On the other hand, downsizing provides the business with the opportunity to refine its vision for the future. It is also an opportunity to streamline processes and inculcate the culture of rewards and recognition for those whose performance exceeds expectations. New alliances can be created across departments alongside a new and enhanced work ethic for individuals and the business. Thus, downsizing can be compared to a rebirth for the business, wherein past mistakes are accepted and the organization looks at moving forward with determination, honesty and perseverance subordinates (Muñoz-Bullón and Sánchez-Bueno, 2013). The human quotient needs to be given due importance through humanitarian consideration for those who have been let go and an assurance of continuity for those who get to stay on(Schenkel and Teigland, 2016).

Making the decision to let go is not always easy and in this situation the manager needs to be able to draw the line between fulfillment of duties and moral responsibility. The manager needs to get over the feelings of remorse and guilt that he may feel over the task. Instead, he must focus on the need to ensure that a similar situation does not occur any time in the future. Most managers are also under the fear that if they do not remain loyal to the management, they would be faced with a similar situation themselves. This feeling of powerlessness is all invasive and tends to drain the motivation from the manager as well as his subordinates (Muñoz-Bullón and Sánchez-Bueno, 2013). Hence it must be avoided by all means.

CONCLUSION

Corporate downsizing is the bane of modern businesses.
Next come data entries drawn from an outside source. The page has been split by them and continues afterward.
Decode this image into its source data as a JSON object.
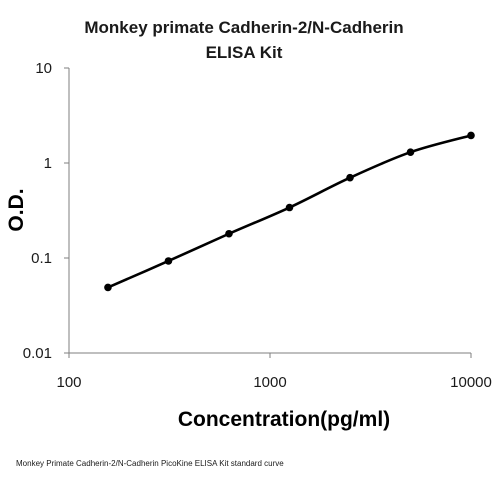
{
  "chart_data": {
    "type": "scatter",
    "title_lines": [
      "Monkey primate Cadherin-2/N-Cadherin",
      "ELISA Kit"
    ],
    "xlabel": "Concentration(pg/ml)",
    "ylabel": "O.D.",
    "x_scale": "log",
    "y_scale": "log",
    "xlim": [
      100,
      10000
    ],
    "ylim": [
      0.01,
      10
    ],
    "x_ticks": [
      "100",
      "1000",
      "10000"
    ],
    "y_ticks": [
      "10",
      "1",
      "0.1",
      "0.01"
    ],
    "grid": false,
    "legend": "none",
    "series": [
      {
        "points": [
          {
            "x": 156.25,
            "y": 0.049
          },
          {
            "x": 312.5,
            "y": 0.093
          },
          {
            "x": 625,
            "y": 0.18
          },
          {
            "x": 1250,
            "y": 0.34
          },
          {
            "x": 2500,
            "y": 0.7
          },
          {
            "x": 5000,
            "y": 1.3
          },
          {
            "x": 10000,
            "y": 1.95
          }
        ],
        "trendline": true
      }
    ],
    "caption": "Monkey Primate Cadherin-2/N-Cadherin PicoKine ELISA Kit standard curve",
    "colors": {
      "marker": "#000000",
      "line": "#000000",
      "axis": "#7f7f7f"
    }
  }
}
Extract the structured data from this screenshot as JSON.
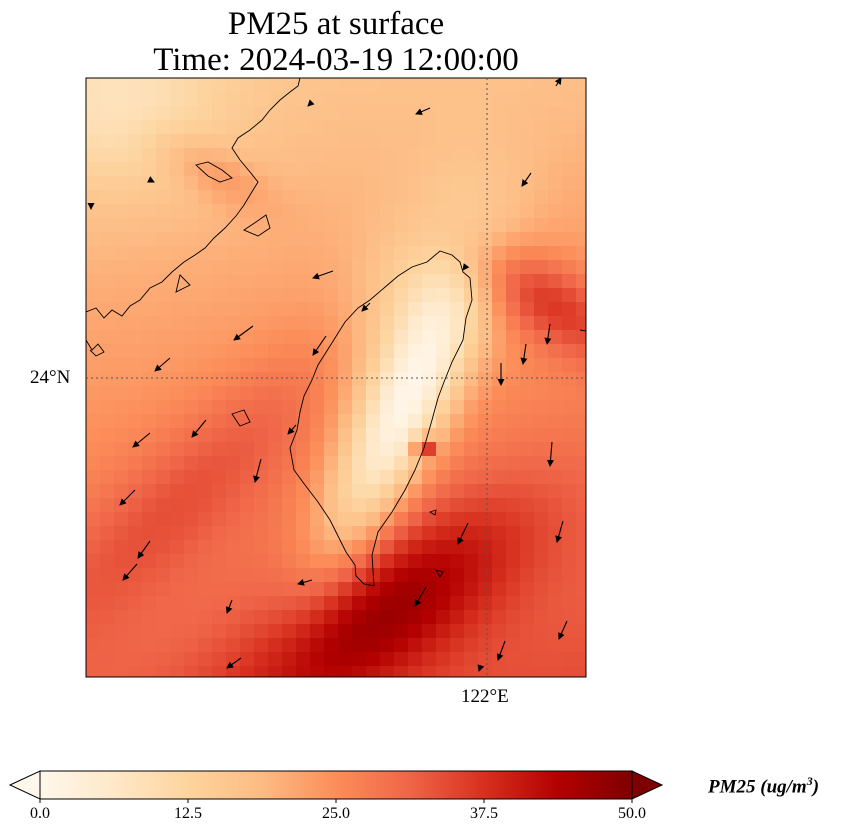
{
  "title": {
    "line1": "PM25 at surface",
    "line2": "Time: 2024-03-19 12:00:00"
  },
  "map": {
    "projection": "PlateCarree",
    "lon_range": [
      119.0,
      122.75
    ],
    "lat_range": [
      21.8,
      26.3
    ],
    "gridlines": {
      "lat": [
        24
      ],
      "lon": [
        122
      ],
      "style": "dotted"
    },
    "lat_tick_label": "24°N",
    "lon_tick_label": "122°E",
    "field": "PM25",
    "wind_vectors": "black arrows, mostly from the northeast"
  },
  "colorbar": {
    "colormap": "OrRd",
    "min": 0.0,
    "max": 50.0,
    "extend": "both",
    "ticks": [
      "0.0",
      "12.5",
      "25.0",
      "37.5",
      "50.0"
    ],
    "label": "PM25 (ug/m3)",
    "label_main": "PM25 (ug/m",
    "label_sup": "3",
    "label_end": ")"
  }
}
Both those laid off by the act, as well as the survivors are prone to emotional upheavals as they come to term with the management decision. The accusation invariably leads the manager, who has had to carry out the act as part of his job. In this situation, it is bit natural that he is faced with the ethically contentious business issue and tends to oscillate between guilt over is actions and fear over the uncertainty that lies ahead (Schenkel and Teigland, 2016).  The manager can overcome this situation by assuring the survivors that while the company truly values all its employees it had to take the decision from necessity. He also needs to assure employees that the company would be in a position to provide job security going forward. This would help him deal with the ethical dilemma that he is facing.

 

 

REFERENCES

Muñoz-Bullón, F. and Sánchez-Bueno, M. (2013). Institutional determinants of downsizing. Human Resource Management Journal, 24(1), pp.111-128.

Schenkel, A. and Teigland, R. (2016). Why doesn’t downsizing deliver? A multi-level model integrating downsizing, social capital, dynamic capabilities, and firm performance. The International Journal of Human Resource Management, pp.1-43.

Wankel, C. and Stachowicz-Stanusch, A. (2012). Handbook of research on teaching ethics in business and management education. 1st ed. Hershey, Pa.: IGI Global (701 E. Chocolate Avenue, Hershey, Pennsylvania, 17033, USA).